Willy Voet : « Les Français sont dans le vrai ! »
C’est sorti ce vendredi dans les colonnes de L’Equipe. Et, depuis, les réactions se bousculent. L’UCI a donc une liste secrète recensant les 198 coureurs du Tour de France 2010 et leur attribuant ainsi un « indice de suspicion ». N’en déplaise à certains, nous avons retrouvé Willy Voet. Souvenez-vous, Willy Voet, le soigneur de l’équipe Festina par qui le scandale est arrivé sur le Tour en 1998. Que devient le mal-aimé du cyclisme des années 90 ? Fait-il toujours partie du milieu du vélo ? Que pense-t-il de cette liste secrète de l’UCI ? Autant de questions que nous nous sommes posées, et qui mieux que Willy Voet lui-même, pouvait éventuellement y répondre ? Le Belge se confie,
Bonjour Willy Voet. Une question nous brule les lèvres, et beaucoup se la posent. Qu’êtes-vous devenu ? Que faites-vous aujourd’hui ?
Aujourd’hui, je suis tout simplement chauffeur de car sur une ligne régulière. Et oui ! Autrement dit, je n’ai plus aucun rapport avec le cyclisme et le domaine médical depuis mon arrestation suite à l’affaire Festina en 1998.
« Certains coureurs sont cons »
Mais le Cyclisme vous intéresse-t-il toujours ? Avez-vous lu par exemple l’information avec, soi-disant, une liste secrète de l’UCI sur « l’indice de suspicion » des 198 coureurs du Tour de France 2010 ?
Oui, j’ai vu ça, j’ai lu ça dans L’Equipe du jour.

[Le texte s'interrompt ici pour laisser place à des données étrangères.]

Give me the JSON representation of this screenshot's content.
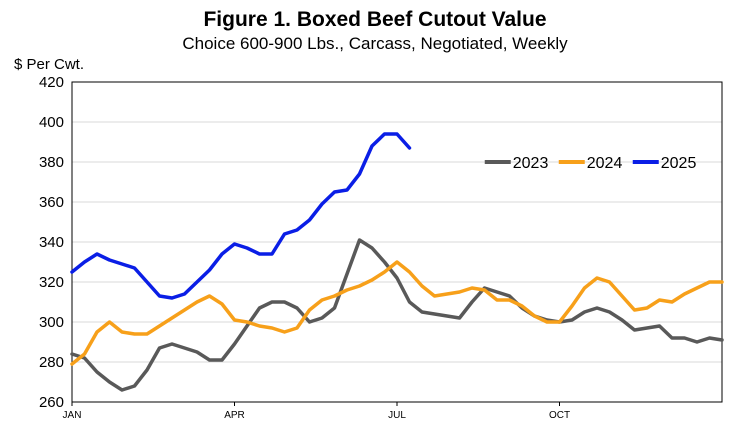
{
  "chart_data": {
    "type": "line",
    "title": "Figure 1. Boxed Beef Cutout Value",
    "subtitle": "Choice 600-900 Lbs., Carcass, Negotiated, Weekly",
    "ylabel": "$ Per Cwt.",
    "xlabel": "",
    "ylim": [
      260,
      420
    ],
    "yticks": [
      260,
      280,
      300,
      320,
      340,
      360,
      380,
      400,
      420
    ],
    "xlim": [
      1,
      53
    ],
    "xticks": [
      {
        "week": 1,
        "label": "JAN"
      },
      {
        "week": 14,
        "label": "APR"
      },
      {
        "week": 27,
        "label": "JUL"
      },
      {
        "week": 40,
        "label": "OCT"
      }
    ],
    "grid": true,
    "legend_position": "upper-right",
    "series": [
      {
        "name": "2023",
        "color": "#595959",
        "x": [
          1,
          2,
          3,
          4,
          5,
          6,
          7,
          8,
          9,
          10,
          11,
          12,
          13,
          14,
          15,
          16,
          17,
          18,
          19,
          20,
          21,
          22,
          23,
          24,
          25,
          26,
          27,
          28,
          29,
          30,
          31,
          32,
          33,
          34,
          35,
          36,
          37,
          38,
          39,
          40,
          41,
          42,
          43,
          44,
          45,
          46,
          47,
          48,
          49,
          50,
          51,
          52,
          53
        ],
        "values": [
          284,
          282,
          275,
          270,
          266,
          268,
          276,
          287,
          289,
          287,
          285,
          281,
          281,
          289,
          298,
          307,
          310,
          310,
          307,
          300,
          302,
          307,
          324,
          341,
          337,
          330,
          322,
          310,
          305,
          304,
          303,
          302,
          310,
          317,
          315,
          313,
          307,
          303,
          301,
          300,
          301,
          305,
          307,
          305,
          301,
          296,
          297,
          298,
          292,
          292,
          290,
          292,
          291
        ]
      },
      {
        "name": "2024",
        "color": "#f7a01a",
        "x": [
          1,
          2,
          3,
          4,
          5,
          6,
          7,
          8,
          9,
          10,
          11,
          12,
          13,
          14,
          15,
          16,
          17,
          18,
          19,
          20,
          21,
          22,
          23,
          24,
          25,
          26,
          27,
          28,
          29,
          30,
          31,
          32,
          33,
          34,
          35,
          36,
          37,
          38,
          39,
          40,
          41,
          42,
          43,
          44,
          45,
          46,
          47,
          48,
          49,
          50,
          51,
          52,
          53
        ],
        "values": [
          279,
          284,
          295,
          300,
          295,
          294,
          294,
          298,
          302,
          306,
          310,
          313,
          309,
          301,
          300,
          298,
          297,
          295,
          297,
          306,
          311,
          313,
          316,
          318,
          321,
          325,
          330,
          325,
          318,
          313,
          314,
          315,
          317,
          316,
          311,
          311,
          308,
          303,
          300,
          300,
          308,
          317,
          322,
          320,
          313,
          306,
          307,
          311,
          310,
          314,
          317,
          320,
          320
        ]
      },
      {
        "name": "2025",
        "color": "#0a1ee6",
        "x": [
          1,
          2,
          3,
          4,
          5,
          6,
          7,
          8,
          9,
          10,
          11,
          12,
          13,
          14,
          15,
          16,
          17,
          18,
          19,
          20,
          21,
          22,
          23,
          24,
          25,
          26,
          27,
          28
        ],
        "values": [
          325,
          330,
          334,
          331,
          329,
          327,
          320,
          313,
          312,
          314,
          320,
          326,
          334,
          339,
          337,
          334,
          334,
          344,
          346,
          351,
          359,
          365,
          366,
          374,
          388,
          394,
          394,
          387
        ]
      }
    ]
  }
}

Que voulez-vous, je ne suis plus dans le milieu donc il m’est difficile de juger la chose. Je ne connais pas bien les données de cet indice de suspicion. Tout ce que je peux vous dire, c’est que l’on voit que la majorité des coureurs jouent le jeu et heureusement. Les Français, eux, ont compris. Les Français, eux, ils sont dans le vrai. Par contre, pour certains coureurs, si cela s’avère vrai, ils sont « cons », ils n’ont visiblement pas encore saisi. Et c’est bien dommage ! Enfin, ne voyons pas trop le mal non plus car on peut constater que l’affaire Festina a tout de même servi car la plupart sont « clean ».

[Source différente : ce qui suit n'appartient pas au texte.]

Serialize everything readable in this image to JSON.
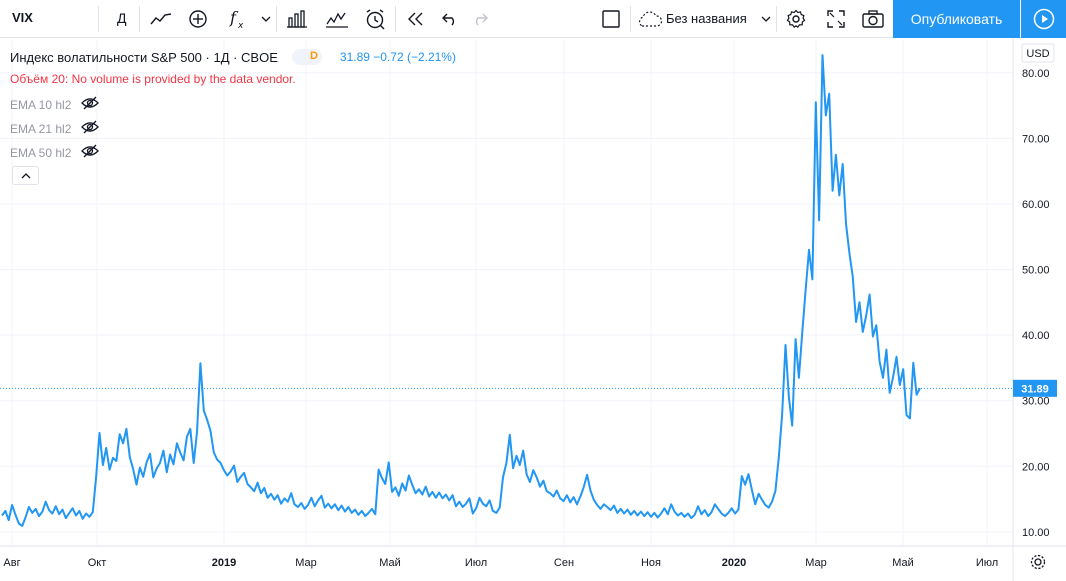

L’affaire Festina justement, parlons-en, elle qui a défié la chronique durant l’été 1998. Pouvez-vous nous rappeler, votre arrestation, l’élément déclencheur du scandale ?
Je me suis fais arrêté à la frontière franco-belge, juste avant le départ du Tour de France à Dublin, le 8 juillet 1998. Je revenais de Belgique au volant d’une voiture mise à disposition par Festina. Les douaniers m’ont arrêté et ont trouvé une voiture remplie de produits dopants… La douane savait ce que nous préparions, connaissait probablement nos pratiques et nous attendaient. Nous ne nous doutions de rien, je n’ai rien pu faire… . Les coureurs, le staff, le personnel médical, tout le monde savait ce qu’il se passait, on ne cachait rien. Le dopage était bien organisé au sein de l’équipe. Personne n’avait d’excuses. C’était d’ailleurs probablement moins dangereux que les pratiques individuelles que l’on retrouve aujourd’hui.
« Je n’ai fait que suivre les consignes »
Aujourd’hui, 13 ans après, avez-vous des regrets ?
Aucun, pour moi, je faisais mon métier, je faisais ce qu’on me disait de faire, c’était « normal ». Dans une autre équipe j’aurai fais la même chose. Je n’ai fait que respecter mon contrat et écouter ce que me disaient les médecins de l’équipe. Je n’étais qu’un pion dans toute cette affaire. Aujourd’hui, je réfléchirais à deux fois avant de faire quoique ce soit même si on me l’ordonnait. Mais tout ça c’est du passé !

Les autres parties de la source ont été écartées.